Di Indonesia kita memasuki suatu kondisi yang memiliki peluang dan tantangan yang sangat kompleks, yaitu bonus demografi dimana usia produktif lebih mendominasi dibandingkan dengan usia yang tidak produktif. Laman Databoks (2022) menunjukan   jumlah penduduk Indonesia mencapai 275,36 juta jiwa pada Juni 2022. Dari jumlah tersebut, ada 190,83 juta jiwa (69,3%) penduduk Indonesia yang masuk kategori usia produktif (15-64 tahun). Terdapat pula 84,53 juta jiwa (30,7%) penduduk yang masuk kategori usia tidak produktif. Fenomena tersebut seharusnya menjadi peluang yang baik bagi Indonesia dalam mengembangkan sumber daya nya untuk menjemput Indonesia Emas Tahun 2045 jika diberdayakan dengan baik. Namun akan bertolak belakang dengan harapan itu ketika Sumber daya Manusia yang dimiliki (usia produktif) tidak mempunyai daya saing dan keunggulan kompetitif dibidangnya sehingga menjadi Boomerang bagi Negara ini. Dampaknya, Negara harus menanggung beban pengangguran yang melonjak tinggi seiring dengan memasuki puncak bonus demografi. Pemetaannya dapat terlihat pada kualitas SDM terbilang cukup stagnan dan kurang terlihat perkembangan yang signifikan. Misalnya, dapat dilihat data pengangguran berdasarkan pendidikan terakhir didominasi oleh SMK 10,38 persen. Pengangguran yang menamatkan pendidikan SD ke bawah sebesar 3,09 persen, SMP sebesar 5,61 persen, SMA sebesar 8,35 persen. Sedangkan pengangguran dengan pendidikan terakhir diploma sebesar 6,09 persen dan universitas sebesar 6,17 persen (BPS, 2022).
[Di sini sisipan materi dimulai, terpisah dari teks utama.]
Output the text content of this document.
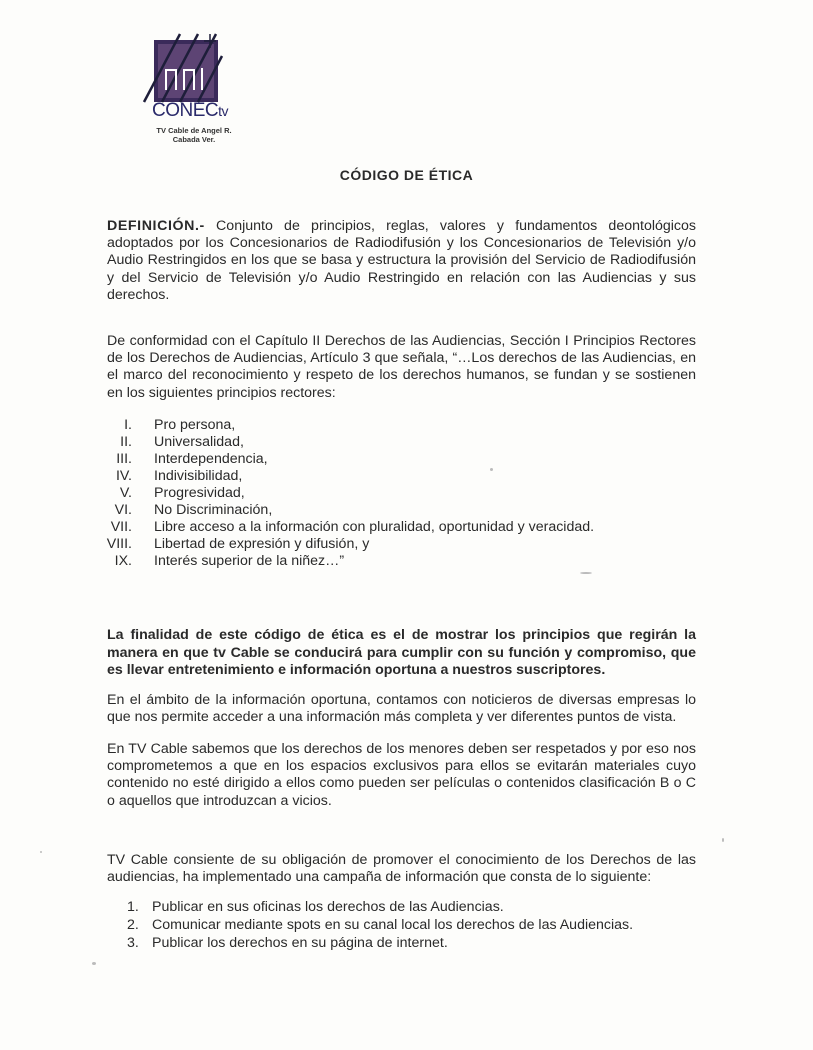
CONECtv
TV Cable de Angel R.
Cabada Ver.
CÓDIGO DE ÉTICA
DEFINICIÓN.- Conjunto de principios, reglas, valores y fundamentos deontológicos adoptados por los Concesionarios de Radiodifusión y los Concesionarios de Televisión y/o Audio Restringidos en los que se basa y estructura la provisión del Servicio de Radiodifusión y del Servicio de Televisión y/o Audio Restringido en relación con las Audiencias y sus derechos.
De conformidad con el Capítulo II Derechos de las Audiencias, Sección I Principios Rectores de los Derechos de Audiencias, Artículo 3 que señala, “…Los derechos de las Audiencias, en el marco del reconocimiento y respeto de los derechos humanos, se fundan y se sostienen en los siguientes principios rectores:
I. Pro persona,
II. Universalidad,
III. Interdependencia,
IV. Indivisibilidad,
V. Progresividad,
VI. No Discriminación,
VII. Libre acceso a la información con pluralidad, oportunidad y veracidad.
VIII. Libertad de expresión y difusión, y
IX. Interés superior de la niñez…”
La finalidad de este código de ética es el de mostrar los principios que regirán la manera en que tv Cable se conducirá para cumplir con su función y compromiso, que es llevar entretenimiento e información oportuna a nuestros suscriptores.
En el ámbito de la información oportuna, contamos con noticieros de diversas empresas lo que nos permite acceder a una información más completa y ver diferentes puntos de vista.
En TV Cable sabemos que los derechos de los menores deben ser respetados y por eso nos comprometemos a que en los espacios exclusivos para ellos se evitarán materiales cuyo contenido no esté dirigido a ellos como pueden ser películas o contenidos clasificación B o C o aquellos que introduzcan a vicios.
TV Cable consiente de su obligación de promover el conocimiento de los Derechos de las audiencias, ha implementado una campaña de información que consta de lo siguiente:
1. Publicar en sus oficinas los derechos de las Audiencias.
2. Comunicar mediante spots en su canal local los derechos de las Audiencias.
3. Publicar los derechos en su página de internet.
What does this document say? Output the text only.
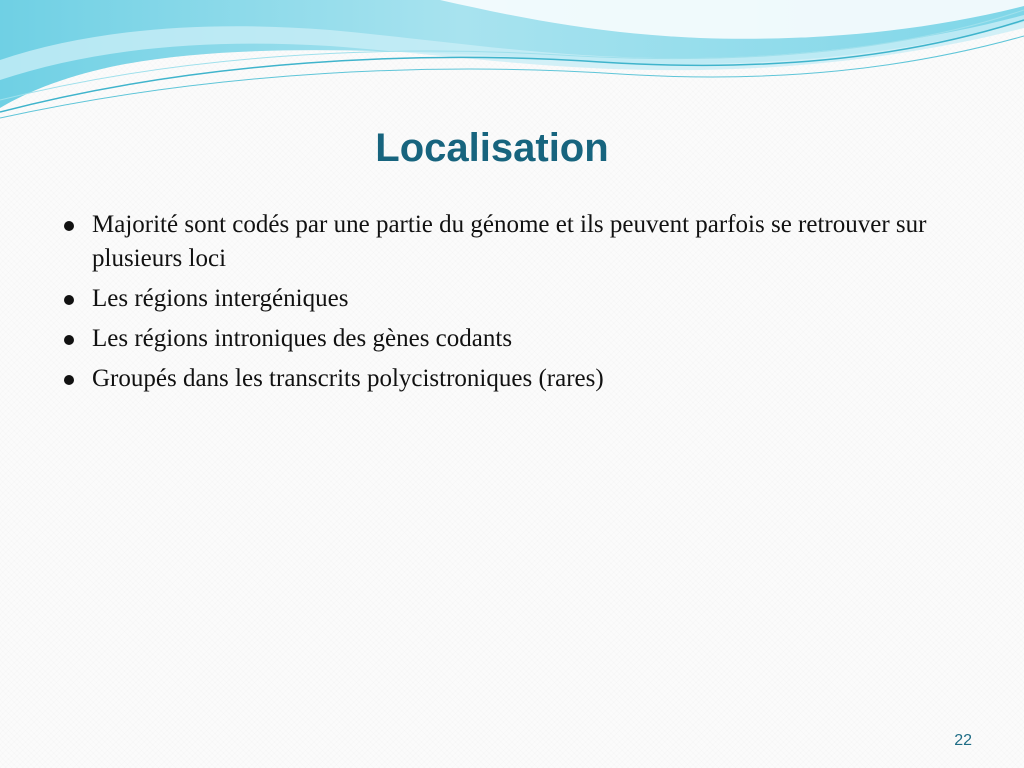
Localisation
Majorité sont codés par une partie du génome et ils peuvent parfois se retrouver sur plusieurs loci
Les régions intergéniques
Les régions introniques des gènes codants
Groupés dans les transcrits polycistroniques (rares)
22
Dalam kondisi tersebut, distribusi anak muda pada dunia kerja masih menjadi masalah klasik saat ini, sementara Tenaga Kerja Asing (TKA) terus di distribusikan pada sekian banyak perusahaan swasta di Indonesia. Kondisi ini juga tentu jauh perbandingannya dengan negara Finlandia yang selain dinobatkan sebagai negara terbahagia di dunia (Detik.com2023), juga negara yang memiliki kualitas pendidikan terbaik juga di dunia (jangan tanyakan lagi kualitas SDM nya).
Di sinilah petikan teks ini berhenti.